Eles são interrompidos por uma policial que bate à porta antes de falar.

— Sargento?

— Sim, Dolores.

— Tem uma ligação para você. Ele disse que é Agente e Psiquiatra do FBI.

 

 

*********

 

No Starbucks café peço um puro, um brownie expresso e para chamarem o Hidekki. Em alguns minutos, vejo o garoto correndo de dentro da cozinha trazendo minha bandeja e um pão de queijo roubado na sua boca. Ele se senta comigo na mesa, sacando seu smartphone e engolindo o assado quase sem mastigar. Hidekki é muito inteligente, com apenas 17 anos já possui bolsa para diversas universidades de programação e robótica. Mas está trabalhando no Starbucks do pai para juntar dinheiro e viajar ao Japão quando puder. Ele é divertido, uma figurinha.

— Não vai acreditar no que eu encontrei, Lucy.

— Hidekki, cuidado por favor.

— Ah tá, desculpa, eu esqueço. Porque você não faz logo o registro de seu nome original. Fica mais fácil não acha?

— Todo mundo aqui me conhece por Miryan, só você sabe. Quer dizer, era só você.

— Como assim? O que aconteceu?

— Depois eu lhe conto. Você não ia me mostrar algo?

— Ah sim. Então, estava procurando uma música cyberpunk daquela banda croata das meninas de sainha, quando eu vejo o link do filme do Dr. Strange, cara que filme foda, mas você sabe que eu preferia que os poderes tivessem aparecido mais para o final, pois o CGI...

— Hidekki. — interrompo sua fala cheia de úteis informações. — O que é cyberpunk?

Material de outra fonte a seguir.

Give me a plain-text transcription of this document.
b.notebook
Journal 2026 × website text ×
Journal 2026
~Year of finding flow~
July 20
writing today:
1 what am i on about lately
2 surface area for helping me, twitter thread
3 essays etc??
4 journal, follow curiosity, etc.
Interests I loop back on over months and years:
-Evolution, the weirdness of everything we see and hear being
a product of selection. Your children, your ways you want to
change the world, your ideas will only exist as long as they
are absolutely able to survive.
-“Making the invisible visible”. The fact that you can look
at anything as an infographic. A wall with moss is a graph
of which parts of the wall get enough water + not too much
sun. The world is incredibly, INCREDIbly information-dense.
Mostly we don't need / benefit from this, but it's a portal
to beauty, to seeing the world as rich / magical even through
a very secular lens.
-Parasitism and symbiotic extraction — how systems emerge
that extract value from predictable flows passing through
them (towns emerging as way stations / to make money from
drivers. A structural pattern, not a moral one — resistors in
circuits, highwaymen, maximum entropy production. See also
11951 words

— A música, a banda. Ah esquece. Eu achei o quadro que uma vez você me falou, vê se é esse... — De impulso eu agarro seu celular, acabo segurando suas mãos junto do aparelho. Ele solta e eu tenho dificuldades de centralizar. A tela gira, mas finalmente vejo a imagem. É ele, o quadro original, Antônio, Laura e eu, pintados a óleo. Era uma pintura tosca na época, mas antes do renascimento, tudo era muito tosco, principalmente na Espanha. Me emociono, muito, levo minha mão a boca, um pouco chocada. Fico lembrando dessa época e logo depois não quero mais lembrar.

— É esse? — questiona o asiático adolescente.

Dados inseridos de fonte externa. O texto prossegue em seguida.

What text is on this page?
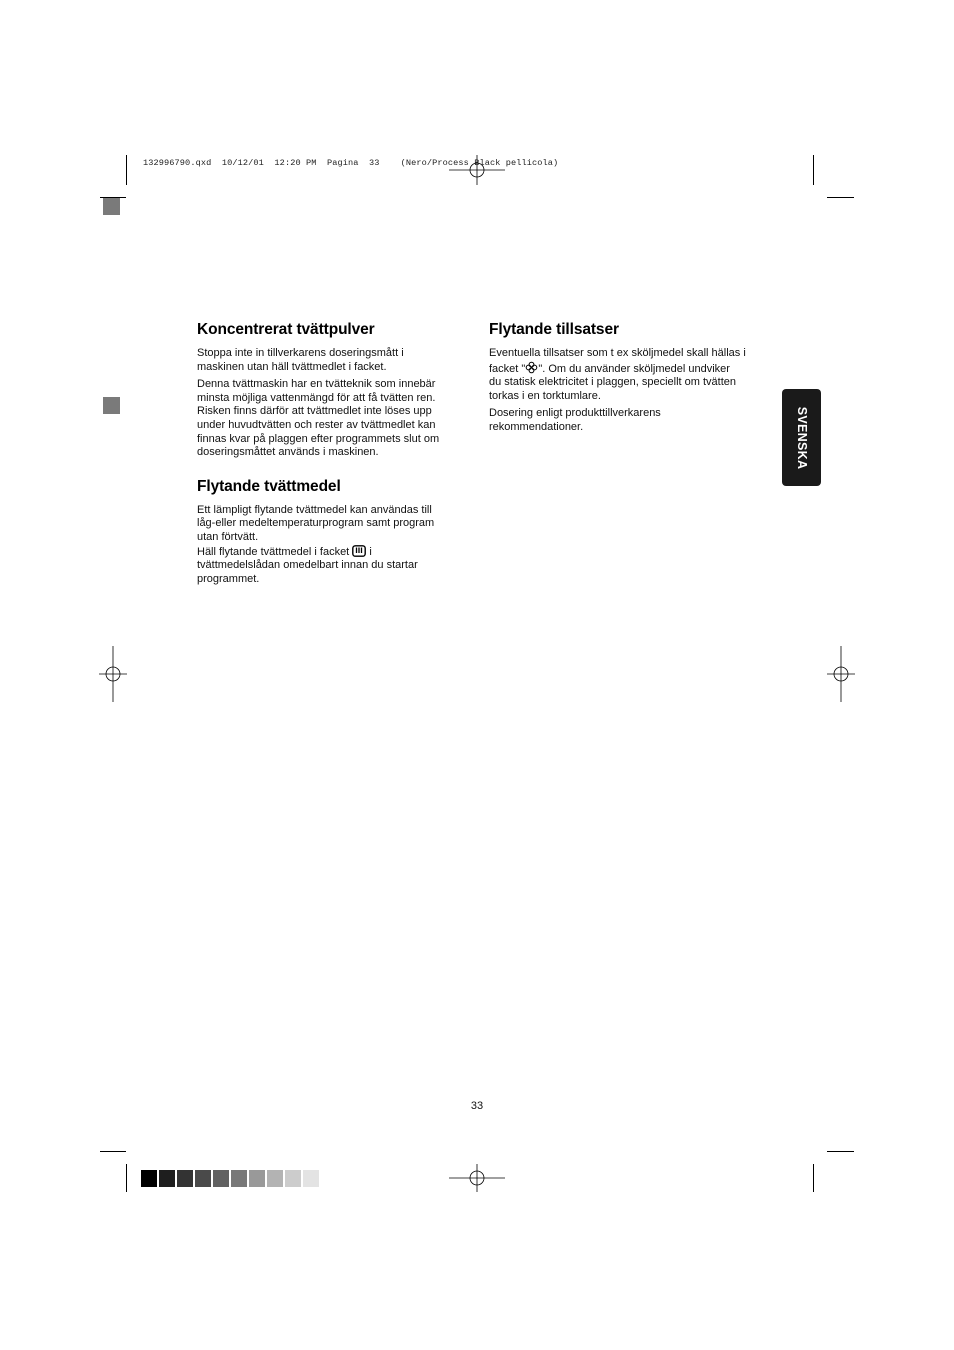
132996790.qxd  10/12/01  12:20 PM  Pagina  33    (Nero/Process Black pellicola)
Koncentrerat tvättpulver

Stoppa inte in tillverkarens doseringsmått i
maskinen utan häll tvättmedlet i facket.

Denna tvättmaskin har en tvätteknik som innebär
minsta möjliga vattenmängd för att få tvätten ren.
Risken finns därför att tvättmedlet inte löses upp
under huvudtvätten och rester av tvättmedlet kan
finnas kvar på plaggen efter programmets slut om
doseringsmåttet används i maskinen.

Flytande tvättmedel

Ett lämpligt flytande tvättmedel kan användas till
låg-eller medeltemperaturprogram samt program
utan förtvätt.
Häll flytande tvättmedel i facket  i
tvättmedelslådan omedelbart innan du startar
programmet.

Flytande tillsatser

Eventuella tillsatser som t ex sköljmedel skall hällas i
facket " ". Om du använder sköljmedel undviker
du statisk elektricitet i plaggen, speciellt om tvätten
torkas i en torktumlare.

Dosering enligt produkttillverkarens
rekommendationer.	SVENSKA
33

— Co-como você encontrou isso? Onde ele está?

— Boas notícias, está para ser leiloado. É de um lote de itens de contrabando, foi encontrado em Marcella. Será um leilão on-line, você pode comprá-lo daqui, se quiser.

— Está brincando?

— Se você quiser eu posso te ajudar no computador. São eles mesmos? É você ali né?

— Sim... — Encosto na cadeira atordoada com a notícia. Fazia tempo que não ficava tão... feliz.

— Eu achei que vocês não podiam ter filhos.

— Filhos são uma bênção, não podem ser gerados por... eu não sou bem-quista no Reino Dele. Eu era parteira na época, atendi a esposa de Antônio, mas Laura estava virada e a mãe acabou falecendo. Aquilo era o final da Idade Média, não sabíamos muita coisa. Eu auxiliava Antônio a cuidar da criança e acabamos nos aproximando. Laura era minha filha, não importa o que dissessem, e Antônio... bom, ele não tinha medo de mim.

— Eu não tenho medo de você.

Eu sorrio para ele.

— Você é um maluco, um asiático vegetariano que gosta de rock e hentai. Mas é um amor — Eu sorrio e o abraço.